In my family we cannot imagine Christmas without Christmas linzer. If you have known me for a while, you know that around Christmas I start baking these wonderful cookies which last long so they are perfect for holidays. My mother bakes it every year as well so at Christmas we exchange boxes of our own versions and although we use the same recipe they are always slightly different.

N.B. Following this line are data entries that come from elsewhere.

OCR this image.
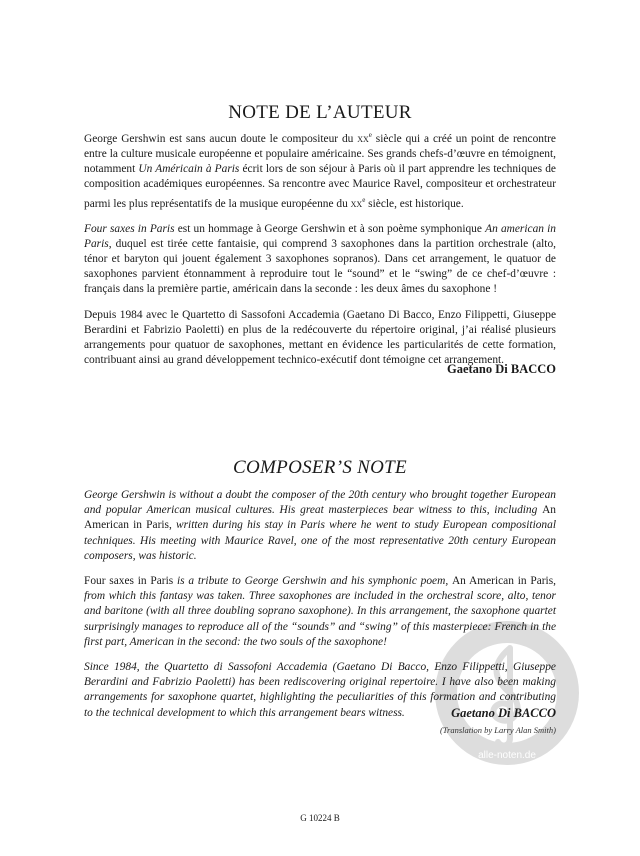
alle-noten.de
NOTE DE L’AUTEUR

George Gershwin est sans aucun doute le compositeur du $xx^e$ siècle qui a créé un point de rencontre entre la culture musicale européenne et populaire américaine. Ses grands chefs-d’œuvre en témoignent, notamment Un Américain à Paris écrit lors de son séjour à Paris où il part apprendre les techniques de composition académiques européennes. Sa rencontre avec Maurice Ravel, compositeur et orchestrateur parmi les plus représentatifs de la musique européenne du $xx^e$ siècle, est historique.

Four saxes in Paris est un hommage à George Gershwin et à son poème symphonique An american in Paris, duquel est tirée cette fantaisie, qui comprend 3 saxophones dans la partition orchestrale (alto, ténor et baryton qui jouent également 3 saxophones sopranos). Dans cet arrangement, le quatuor de saxophones parvient étonnamment à reproduire tout le “sound” et le “swing” de ce chef-d’œuvre : français dans la première partie, américain dans la seconde : les deux âmes du saxophone !

Depuis 1984 avec le Quartetto di Sassofoni Accademia (Gaetano Di Bacco, Enzo Filippetti, Giuseppe Berardini et Fabrizio Paoletti) en plus de la redécouverte du répertoire original, j’ai réalisé plusieurs arrangements pour quatuor de saxophones, mettant en évidence les particularités de cette formation, contribuant ainsi au grand développement technico-exécutif dont témoigne cet arrangement.

Gaetano Di BACCO
COMPOSER’S NOTE

George Gershwin is without a doubt the composer of the 20th century who brought together European and popular American musical cultures. His great masterpieces bear witness to this, including An American in Paris, written during his stay in Paris where he went to study European compositional techniques. His meeting with Maurice Ravel, one of the most representative 20th century European composers, was historic.

Four saxes in Paris is a tribute to George Gershwin and his symphonic poem, An American in Paris, from which this fantasy was taken. Three saxophones are included in the orchestral score, alto, tenor and baritone (with all three doubling soprano saxophone). In this arrangement, the saxophone quartet surprisingly manages to reproduce all of the “sounds” and “swing” of this masterpiece: French in the first part, American in the second: the two souls of the saxophone!

Since 1984, the Quartetto di Sassofoni Accademia (Gaetano Di Bacco, Enzo Filippetti, Giuseppe Berardini and Fabrizio Paoletti) has been rediscovering original repertoire. I have also been making arrangements for saxophone quartet, highlighting the peculiarities of this formation and contributing to the technical development to which this arrangement bears witness.	Gaetano Di BACCO
(Translation by Larry Alan Smith)
G 10224 B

For me it is not only a tradition but the cookie of holiday breakfasts. In those cople of days after the 24th of December the world slows down, even big cities stop vibrating. You can only see a few cars on the roads, those ones, who are heading from home to a family member. This is the time of the year when we all stop for a little while, we rest and more importantly eat. Especially in Hungary. I love Christmas mornings. We don’t need to get up early, there are no long “to do” lists, as usually I have even for weekends. We don’t need to do anything, just BE. It doesn’t matter if it is snowing or not, if it is cold and dark or sunny and warm. We are happy for that what we have. We can take a tray with a cup of hot tea and Christmas linzer cookies to bed, and spend the whole morning reading under the warm blanket.

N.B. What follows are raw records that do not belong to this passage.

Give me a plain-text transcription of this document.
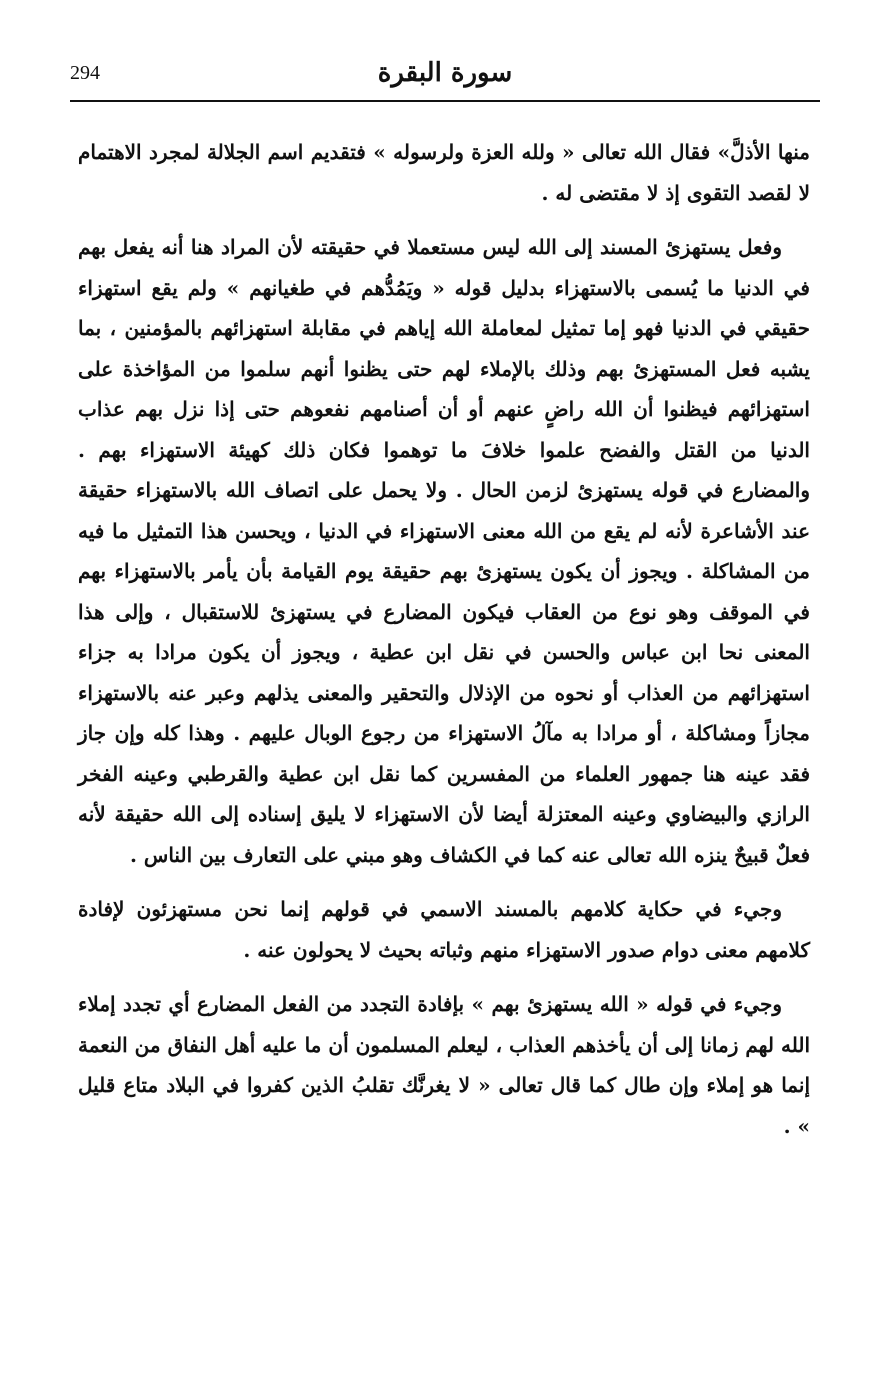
294	سورة البقرة

منها الأذلَّ» فقال الله تعالى « ولله العزة ولرسوله » فتقديم اسم الجلالة لمجرد الاهتمام لا لقصد التقوى إذ لا مقتضى له .

وفعل يستهزئ المسند إلى الله ليس مستعملا في حقيقته لأن المراد هنا أنه يفعل بهم في الدنيا ما يُسمى بالاستهزاء بدليل قوله « ويَمُدُّهم في طغيانهم » ولم يقع استهزاء حقيقي في الدنيا فهو إما تمثيل لمعاملة الله إياهم في مقابلة استهزائهم بالمؤمنين ، بما يشبه فعل المستهزئ بهم وذلك بالإملاء لهم حتى يظنوا أنهم سلموا من المؤاخذة على استهزائهم فيظنوا أن الله راضٍ عنهم أو أن أصنامهم نفعوهم حتى إذا نزل بهم عذاب الدنيا من القتل والفضح علموا خلافَ ما توهموا فكان ذلك كهيئة الاستهزاء بهم . والمضارع في قوله يستهزئ لزمن الحال . ولا يحمل على اتصاف الله بالاستهزاء حقيقة عند الأشاعرة لأنه لم يقع من الله معنى الاستهزاء في الدنيا ، ويحسن هذا التمثيل ما فيه من المشاكلة . ويجوز أن يكون يستهزئ بهم حقيقة يوم القيامة بأن يأمر بالاستهزاء بهم في الموقف وهو نوع من العقاب فيكون المضارع في يستهزئ للاستقبال ، وإلى هذا المعنى نحا ابن عباس والحسن في نقل ابن عطية ، ويجوز أن يكون مرادا به جزاء استهزائهم من العذاب أو نحوه من الإذلال والتحقير والمعنى يذلهم وعبر عنه بالاستهزاء مجازاً ومشاكلة ، أو مرادا به مآلُ الاستهزاء من رجوع الوبال عليهم . وهذا كله وإن جاز فقد عينه هنا جمهور العلماء من المفسرين كما نقل ابن عطية والقرطبي وعينه الفخر الرازي والبيضاوي وعينه المعتزلة أيضا لأن الاستهزاء لا يليق إسناده إلى الله حقيقة لأنه فعلٌ قبيحٌ ينزه الله تعالى عنه كما في الكشاف وهو مبني على التعارف بين الناس .

وجيء في حكاية كلامهم بالمسند الاسمي في قولهم إنما نحن مستهزئون لإفادة كلامهم معنى دوام صدور الاستهزاء منهم وثباته بحيث لا يحولون عنه .

وجيء في قوله « الله يستهزئ بهم » بإفادة التجدد من الفعل المضارع أي تجدد إملاء الله لهم زمانا إلى أن يأخذهم العذاب ، ليعلم المسلمون أن ما عليه أهل النفاق من النعمة إنما هو إملاء وإن طال كما قال تعالى « لا يغرنَّك تقلبُ الذين كفروا في البلاد متاع قليل » .
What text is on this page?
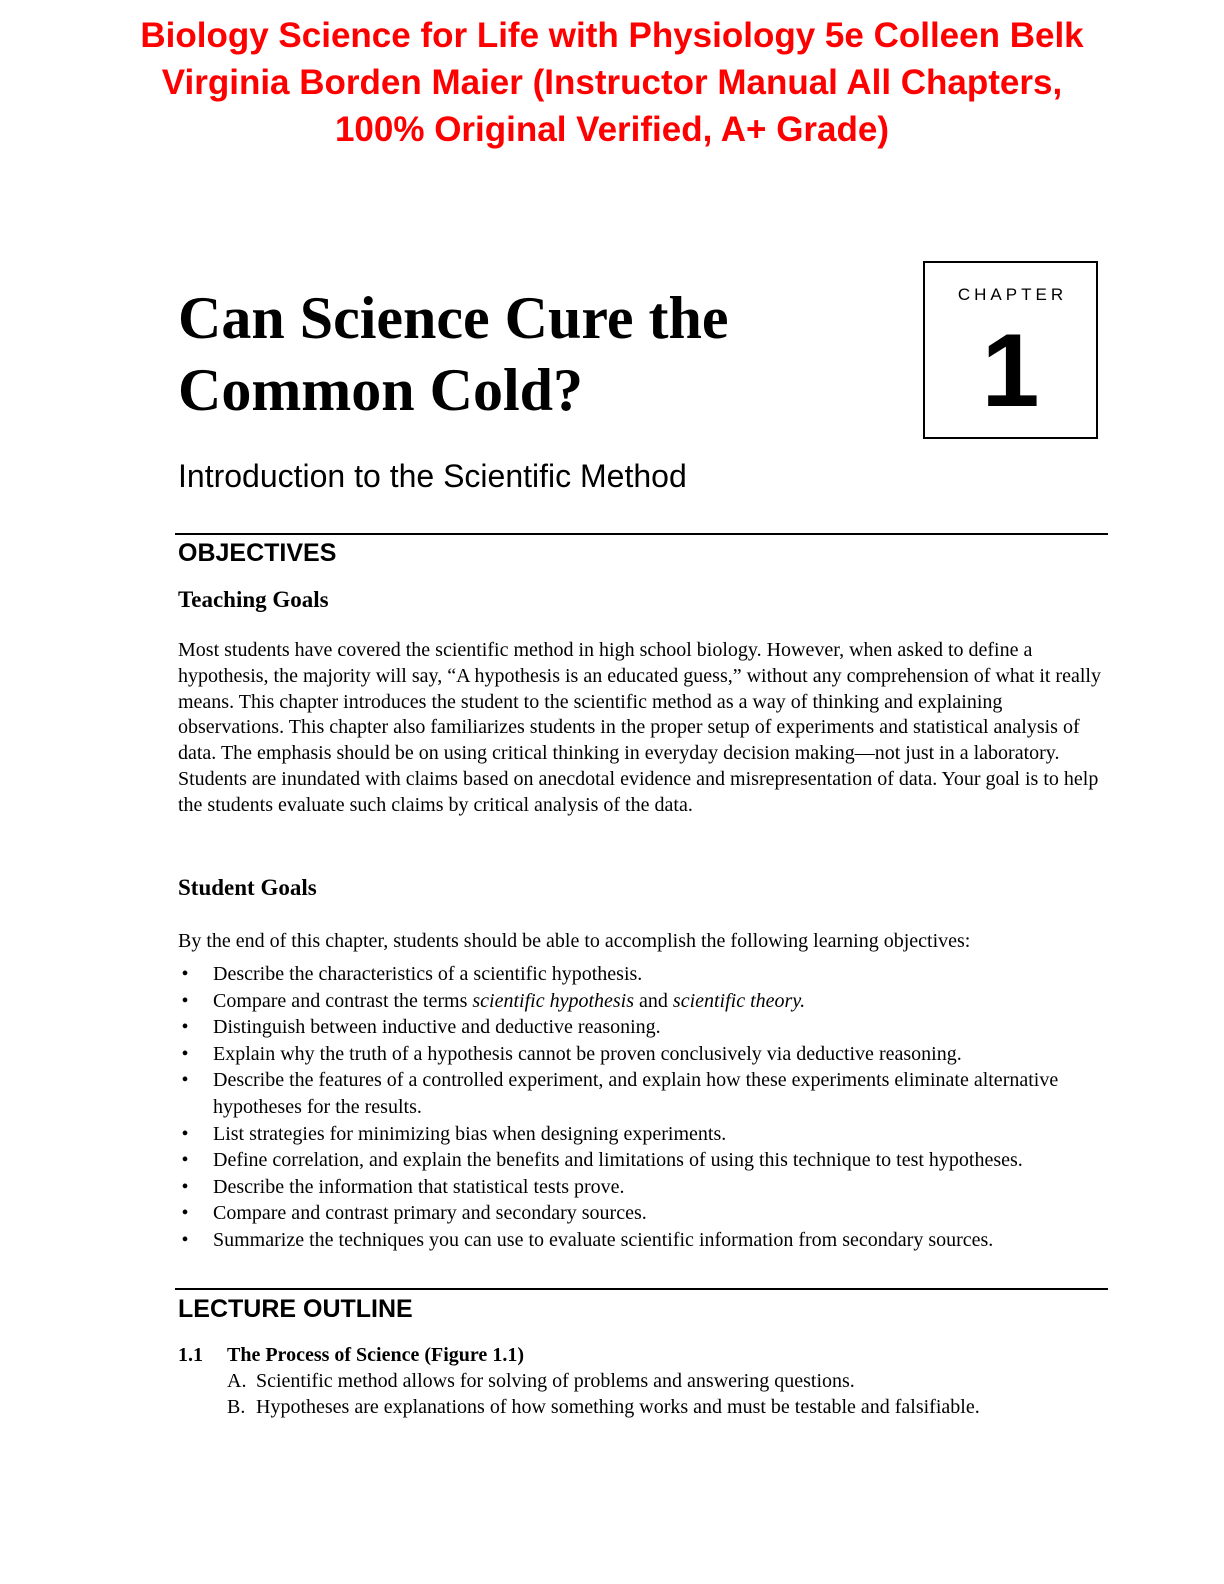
Biology Science for Life with Physiology 5e Colleen Belk
Virginia Borden Maier (Instructor Manual All Chapters,
100% Original Verified, A+ Grade)
Can Science Cure the
Common Cold?
CHAPTER
1
Introduction to the Scientific Method
OBJECTIVES
Teaching Goals
Most students have covered the scientific method in high school biology. However, when asked to define a hypothesis, the majority will say, “A hypothesis is an educated guess,” without any comprehension of what it really means. This chapter introduces the student to the scientific method as a way of thinking and explaining observations. This chapter also familiarizes students in the proper setup of experiments and statistical analysis of data. The emphasis should be on using critical thinking in everyday decision making—not just in a laboratory. Students are inundated with claims based on anecdotal evidence and misrepresentation of data. Your goal is to help the students evaluate such claims by critical analysis of the data.
Student Goals
By the end of this chapter, students should be able to accomplish the following learning objectives:
• Describe the characteristics of a scientific hypothesis.
• Compare and contrast the terms scientific hypothesis and scientific theory.
• Distinguish between inductive and deductive reasoning.
• Explain why the truth of a hypothesis cannot be proven conclusively via deductive reasoning.
• Describe the features of a controlled experiment, and explain how these experiments eliminate alternative hypotheses for the results.
• List strategies for minimizing bias when designing experiments.
• Define correlation, and explain the benefits and limitations of using this technique to test hypotheses.
• Describe the information that statistical tests prove.
• Compare and contrast primary and secondary sources.
• Summarize the techniques you can use to evaluate scientific information from secondary sources.
LECTURE OUTLINE
1.1 The Process of Science (Figure 1.1)
A. Scientific method allows for solving of problems and answering questions.
B. Hypotheses are explanations of how something works and must be testable and falsifiable.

But one thing is absolutely necessary to be able to do that. I need to put these cookies- that I have just baked- into a jar, close it and put it into a secure place where nobody can find it….
(…only me who is the pastry chef and who is responsible for regular quality control until Christmas)
Linzer Christmas cookies
Ingredients:
300 g flour
250 g butter or margarine
1 egg
1/4 tsp. baking powder
1 package of vanilla sugar
100 g confectioner’s sugar
grated lemon zest of a lemon
1 pinch of salt
30 g ground walnut
3 tsp. of sugar
Grate butter or margarine, mix with the flour and baking powder. Separate the egg, add egg yolk, vanilla sugar, confectioner’s sugar, lemon zest and salt to the dough, preserve the egg white for brushing. Knead the dough well than put it into the fridge for 30 minutes. Preheat oven to 200 °C. Roll it out to half centimetre thin and by using a cookie cutter cut any shape you wish. Mix sugar and ground walnut, brush each cookie with egg white, and fold it into the sugar-walnut mixture. Put the cookies on a baking pan lined with paper and bake them for about 10 minutes. (I suggest you to check the first bunch of cookies, because baking time can depend on your oven. Knead the rest of the dough together, and roll and cut it again until you used and baked all of it.
You can make a wreath by sticking star-shapes on each other in a circle, brush the top with the egg white and sprinkle with the walnut-sugar mixture.